The Sister (The Boss 6)
Chapter One
I will not throw up on this woman. I will not throw up on this woman.
The studio lights were way brighter than I remembered from last time I was on the Wake Up! America set. I’d been auditioning for a job at the time, but somehow, I was more nervous today than back then. A very blonde woman of indiscernible age sat across from me on the bright orange curved sofa. I followed the line of her gaze to the teleprompter and accidentally caught sight of myself on the monitor.
The shade of blue they put me in flattered my suddenly green complexion, and my long, dark hair seemed too meticulously curled. Like, approaching uncanny valley perfection.
“And we’re live in five, four, three…”
“Welcome back, America,” the anchor said. “It’s eight forty-six here on a beautiful sunny morning in New York. I’m Amanda Tanner. If you’re just joining us, we’re about twenty minutes from Ariana Grande rocking the block as part of our Rock The Block summer concert series. But right now, we’re talking to Sophie Scaife, founder and co-editor-in-chief of Mode magazine, as well as author of the new memoir, Does She Have to Call Me Grandma?, which is out tomorrow. Sophie, It’s a pleasure having you with us this morning.”
“You, too.” You, too? You, too! Why did you say that, Sophie? Why? You’re going to have to go into hiding after this.
“You have quite a unique story, here. You’re twenty-eight years old. Never thought you’d have children. And now, you find yourself a grandmother. How did that happen?”
I laughed nervously and tried to remember what the answer was supposed to be. I’d rehearsed all of this with a production assistant in my dressing room. “Well, my husband is older than I am, and he has a daughter who’s my age. Olivia is her daughter.”
“But you’re not a grandmother?” Amanda teased, in that friendly, but not overly familiar way that interviewers generally had.
“No, Olivia doesn’t call me grandma. She calls me Sophie.” And sometimes, mama, which really creeped me out, so I tried hard to curb that.
“Now, your stepdaughter and her husband tragically passed away over a year ago, and you talk about that in the book. Can you tell us a little about what happened?”
A little? I could tell anyone hours of information about Emma and Michael. About their love story, about their desire for children and their struggle that seemed hopeless. About how cruel life was to give them the thing they wanted most, then snatched them away from it.
But I was getting better about not doing that. “Emma and Michael died after a car accident when Olivia was seven months old, and my husband and I are her guardians now.”
“Your husband is Neil Elwood, correct?” Amanda asked, and when I answered in the affirmative, she followed-up, “So, here you are, running a brand-new online magazine, you have a very successful husband, and suddenly, you’re mothering this child—”
“I wouldn’t say I was mothering.” It might break protocol to interrupt an interviewer, but I didn’t care. If there was one thing I always wanted to keep clear, it was that. “I’ll never be able to replace Emma.”
“Of course not,” Amanda said, taking control once more. “But you talk in the book about making that transition from, as you described it, ‘Long Island trophy wife who identified as child-free’ to a more parental role. And it hasn’t been all that easy, has it?”
“Well, obviously losing Emma and Michael was very hard for us as a family. And Neil and I never planned to have children. We still don’t. But I don’t see this as taking on a maternal role or being a stand-in for Olivia’s mother in any way. I see it as doing something out of love for Emma and Michael. Olivia is a part of our family. The way I was raised, you take care of your family.” I’d written something similar in my book, and I’d meant it with all my heart. “There’s no way we could refuse to care for a child we love, regardless of what our plans were.”
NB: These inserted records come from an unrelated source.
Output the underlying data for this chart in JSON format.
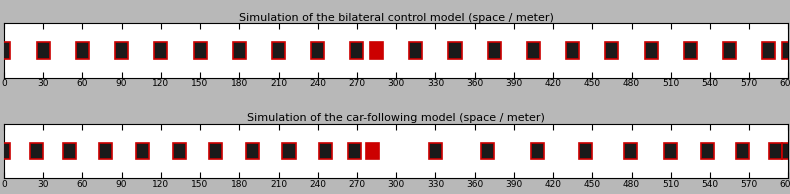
{
  "title1": "Simulation of the bilateral control model (space / meter)",
  "title2": "Simulation of the car-following model (space / meter)",
  "xlim": [
    0,
    600
  ],
  "xticks": [
    0,
    30,
    60,
    90,
    120,
    150,
    180,
    210,
    240,
    270,
    300,
    330,
    360,
    390,
    420,
    450,
    480,
    510,
    540,
    570,
    600
  ],
  "bg_color": "#b8b8b8",
  "road_color": "#ffffff",
  "car_color": "#1a1a1a",
  "car_edge_color": "#cc0000",
  "highlight_color": "#cc0000",
  "highlight_edge_color": "#cc0000",
  "cars_bilateral": [
    0,
    30,
    60,
    90,
    120,
    150,
    180,
    210,
    240,
    270,
    285,
    315,
    345,
    375,
    405,
    435,
    465,
    495,
    525,
    555,
    585,
    600
  ],
  "highlight_bilateral": 285,
  "cars_following": [
    0,
    25,
    50,
    78,
    106,
    134,
    162,
    190,
    218,
    246,
    268,
    282,
    330,
    370,
    408,
    445,
    479,
    510,
    538,
    565,
    590,
    600
  ],
  "highlight_following": 282
}
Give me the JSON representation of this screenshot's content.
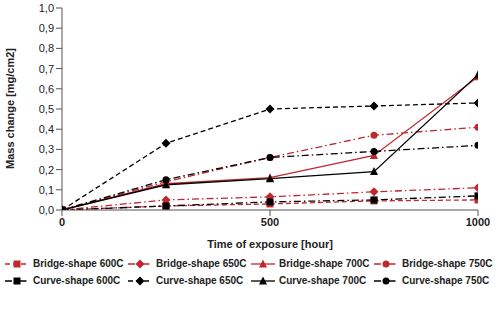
{
  "chart_data": {
    "type": "line",
    "x_label": "Time of exposure [hour]",
    "y_label": "Mass change [mg/cm2]",
    "x": [
      0,
      250,
      500,
      750,
      1000
    ],
    "xlim": [
      0,
      1000
    ],
    "xticks": [
      0,
      500,
      1000
    ],
    "ylim": [
      0,
      1
    ],
    "yticks": [
      {
        "value": 0,
        "label": "0,0"
      },
      {
        "value": 0.1,
        "label": "0,1"
      },
      {
        "value": 0.2,
        "label": "0,2"
      },
      {
        "value": 0.3,
        "label": "0,3"
      },
      {
        "value": 0.4,
        "label": "0,4"
      },
      {
        "value": 0.5,
        "label": "0,5"
      },
      {
        "value": 0.6,
        "label": "0,6"
      },
      {
        "value": 0.7,
        "label": "0,7"
      },
      {
        "value": 0.8,
        "label": "0,8"
      },
      {
        "value": 0.9,
        "label": "0,9"
      },
      {
        "value": 1,
        "label": "1,0"
      }
    ],
    "grid": false,
    "legend": "bottom",
    "series": [
      {
        "name": "Bridge-shape 600C",
        "color": "#c0282d",
        "marker": "square",
        "line_style": "dashed",
        "values": [
          0,
          0.02,
          0.03,
          0.045,
          0.05
        ]
      },
      {
        "name": "Bridge-shape 650C",
        "color": "#c0282d",
        "marker": "diamond",
        "line_style": "dashdot",
        "values": [
          0,
          0.05,
          0.065,
          0.09,
          0.11
        ]
      },
      {
        "name": "Bridge-shape 700C",
        "color": "#c0282d",
        "marker": "triangle",
        "line_style": "solid",
        "values": [
          0,
          0.13,
          0.16,
          0.27,
          0.66
        ]
      },
      {
        "name": "Bridge-shape 750C",
        "color": "#c0282d",
        "marker": "circle",
        "line_style": "dashdot",
        "values": [
          0,
          0.14,
          0.26,
          0.37,
          0.41
        ]
      },
      {
        "name": "Curve-shape 600C",
        "color": "#000000",
        "marker": "square",
        "line_style": "dashdot",
        "values": [
          0,
          0.02,
          0.04,
          0.05,
          0.07
        ]
      },
      {
        "name": "Curve-shape 650C",
        "color": "#000000",
        "marker": "diamond",
        "line_style": "dashed",
        "values": [
          0,
          0.33,
          0.5,
          0.515,
          0.53
        ]
      },
      {
        "name": "Curve-shape 700C",
        "color": "#000000",
        "marker": "triangle",
        "line_style": "solid",
        "values": [
          0,
          0.125,
          0.155,
          0.19,
          0.67
        ]
      },
      {
        "name": "Curve-shape 750C",
        "color": "#000000",
        "marker": "circle",
        "line_style": "dashdot",
        "values": [
          0,
          0.15,
          0.26,
          0.29,
          0.32
        ]
      }
    ]
  }
}
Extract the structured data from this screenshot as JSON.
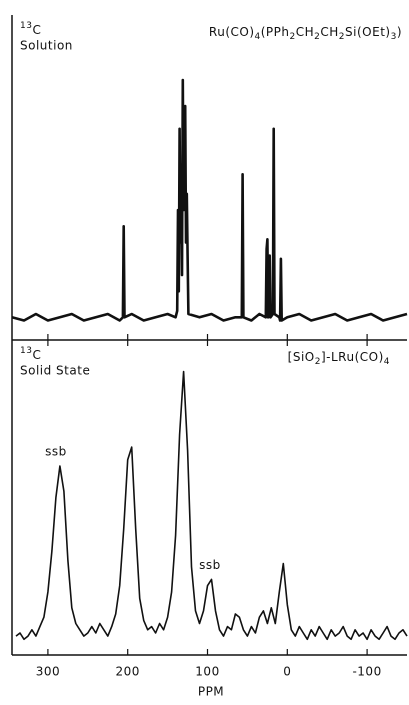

“What’s that old saying, life is what happens when you’re busy making other plans?” Amanda joked mildly. I nodded and laughed in agreement, but inwardly, I cringed at hearing one of the most difficult times in my life reduced to a trite coffee mug quote.
That was the last hard question. The rest of the interview coasted by so easily, I was startled when Amanda thanked me again for being on the show and directed viewers to buy the book.
Before I had time to barf on her, it was all over.
I shook her hand and thanked her, and a woman in a headset put her arm protectively around my back without touching me to herd me away from the set.